Two of Handcox's songs are used as the titles of books by the co-founder of the Southern Tenant Farmers Union, H. L. Mitchell: Mitchell's autobiography, Mean Things Happening In This Land (which includes three of Handcox's song lyrics in an appendix), and Roll the Union On: A Pictorial History of the Southern Tenant Farmers' Union.

== Recordings ==
John L. Handcox: Songs, Poems & Stories of the Southern Tenant Farmers Union (West Virginia University Sound Archive, 2004)
- "Raggedy, Raggedy Are We"
- "No More Mourning"
- "Mean Things"
- "Planter and The Sharecropper"
- "Landlord, What In the Heaven Is The Matter With You?"
- "In My Heart"
- "Join The Union Tonight"
- "Roll The Union On"
- "Strike In Arkansas"
- "Oh No, We Don't Want Reagan Anymore"
- "Let's Get Reagan Out"
- "I Live On"
- Interview with Joe Glazer recorded at the Library of Congress in 1985

Songs for Political Action: Folk Music, Topical Songs and the American Left (Bear Family Records, 1996)
- "Raggedy, Raggedy Are We"
- "No More Mourning"
- "Join The Union Tonight"
- "There Is Mean Things Happening in this Land"

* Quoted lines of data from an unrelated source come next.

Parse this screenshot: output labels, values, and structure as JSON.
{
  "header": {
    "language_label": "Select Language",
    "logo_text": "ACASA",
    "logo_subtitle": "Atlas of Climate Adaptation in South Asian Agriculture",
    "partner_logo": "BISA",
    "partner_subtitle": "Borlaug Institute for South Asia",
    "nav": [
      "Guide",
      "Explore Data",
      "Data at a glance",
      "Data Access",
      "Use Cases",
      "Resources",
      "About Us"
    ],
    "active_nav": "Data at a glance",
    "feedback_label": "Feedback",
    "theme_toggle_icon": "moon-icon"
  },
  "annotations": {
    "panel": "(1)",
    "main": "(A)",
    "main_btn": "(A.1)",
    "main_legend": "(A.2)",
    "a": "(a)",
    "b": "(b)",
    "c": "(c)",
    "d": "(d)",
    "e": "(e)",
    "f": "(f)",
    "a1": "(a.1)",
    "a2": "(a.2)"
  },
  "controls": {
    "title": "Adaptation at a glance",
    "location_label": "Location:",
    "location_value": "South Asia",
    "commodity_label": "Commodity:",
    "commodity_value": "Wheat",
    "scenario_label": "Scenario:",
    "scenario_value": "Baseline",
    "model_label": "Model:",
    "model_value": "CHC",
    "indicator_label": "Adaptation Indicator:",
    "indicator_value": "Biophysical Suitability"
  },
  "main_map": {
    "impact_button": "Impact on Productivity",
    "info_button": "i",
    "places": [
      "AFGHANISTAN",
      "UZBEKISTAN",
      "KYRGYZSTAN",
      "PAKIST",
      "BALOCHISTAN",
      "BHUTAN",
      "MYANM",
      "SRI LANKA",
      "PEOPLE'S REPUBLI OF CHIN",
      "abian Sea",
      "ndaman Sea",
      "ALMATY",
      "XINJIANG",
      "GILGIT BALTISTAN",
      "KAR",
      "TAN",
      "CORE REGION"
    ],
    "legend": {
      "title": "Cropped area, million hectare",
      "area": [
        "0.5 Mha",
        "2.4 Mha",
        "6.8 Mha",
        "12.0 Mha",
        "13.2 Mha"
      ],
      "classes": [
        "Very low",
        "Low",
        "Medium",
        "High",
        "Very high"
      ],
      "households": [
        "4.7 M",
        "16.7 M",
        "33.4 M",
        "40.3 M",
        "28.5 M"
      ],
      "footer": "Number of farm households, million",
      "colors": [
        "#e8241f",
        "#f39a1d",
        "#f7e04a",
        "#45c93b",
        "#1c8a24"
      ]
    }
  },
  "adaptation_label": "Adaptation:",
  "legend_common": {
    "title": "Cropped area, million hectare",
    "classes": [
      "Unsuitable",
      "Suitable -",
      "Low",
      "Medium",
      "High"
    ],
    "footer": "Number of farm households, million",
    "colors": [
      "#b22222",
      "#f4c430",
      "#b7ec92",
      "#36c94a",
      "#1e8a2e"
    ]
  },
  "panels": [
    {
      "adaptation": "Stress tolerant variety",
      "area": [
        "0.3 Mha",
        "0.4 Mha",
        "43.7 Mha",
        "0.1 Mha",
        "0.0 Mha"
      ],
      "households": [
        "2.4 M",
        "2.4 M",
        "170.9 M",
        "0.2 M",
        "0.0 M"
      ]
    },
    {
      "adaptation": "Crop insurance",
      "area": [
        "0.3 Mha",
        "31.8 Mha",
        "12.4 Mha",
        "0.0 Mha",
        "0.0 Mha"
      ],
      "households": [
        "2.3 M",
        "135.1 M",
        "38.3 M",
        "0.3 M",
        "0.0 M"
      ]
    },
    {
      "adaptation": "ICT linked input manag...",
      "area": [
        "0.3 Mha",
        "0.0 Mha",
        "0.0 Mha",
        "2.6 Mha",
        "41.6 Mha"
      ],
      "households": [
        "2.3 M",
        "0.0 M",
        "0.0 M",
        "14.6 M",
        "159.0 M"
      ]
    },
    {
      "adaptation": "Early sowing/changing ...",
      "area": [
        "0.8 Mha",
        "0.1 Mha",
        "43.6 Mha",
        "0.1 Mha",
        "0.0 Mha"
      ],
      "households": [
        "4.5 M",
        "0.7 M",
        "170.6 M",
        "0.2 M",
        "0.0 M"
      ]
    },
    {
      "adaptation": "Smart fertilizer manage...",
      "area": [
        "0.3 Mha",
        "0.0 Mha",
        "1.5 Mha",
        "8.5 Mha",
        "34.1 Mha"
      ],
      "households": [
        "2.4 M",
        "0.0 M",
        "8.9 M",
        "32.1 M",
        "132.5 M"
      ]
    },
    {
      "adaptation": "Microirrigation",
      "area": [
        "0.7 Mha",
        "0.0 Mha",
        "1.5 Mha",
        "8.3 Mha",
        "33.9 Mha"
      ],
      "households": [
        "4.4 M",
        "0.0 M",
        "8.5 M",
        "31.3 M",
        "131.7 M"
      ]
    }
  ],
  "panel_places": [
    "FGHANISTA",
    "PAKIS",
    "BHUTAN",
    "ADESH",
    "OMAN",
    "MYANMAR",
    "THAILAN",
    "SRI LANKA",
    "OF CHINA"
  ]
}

==Books about John Handcox==
- John Marsh (editor). You Work Tomorrow: An Anthology of American Labor Poetry, 1929-41. Ann Arbor, Michigan: University of Michigan Press, 2007. ISBN 978-0-472-05000-0. (Contains John Handcox poems "The Planter and the Sharecropper", "Landlord, What in the Heaven is the Matter with You?", and "The Union Song.")
- Michael Honey. Sharecropper's Troubadour: John L. Handcox, the Southern Tenant Farmers' Union, and the African American Song Tradition. New York: Palgrave Macmillan, 2013. ISBN 9780230111271.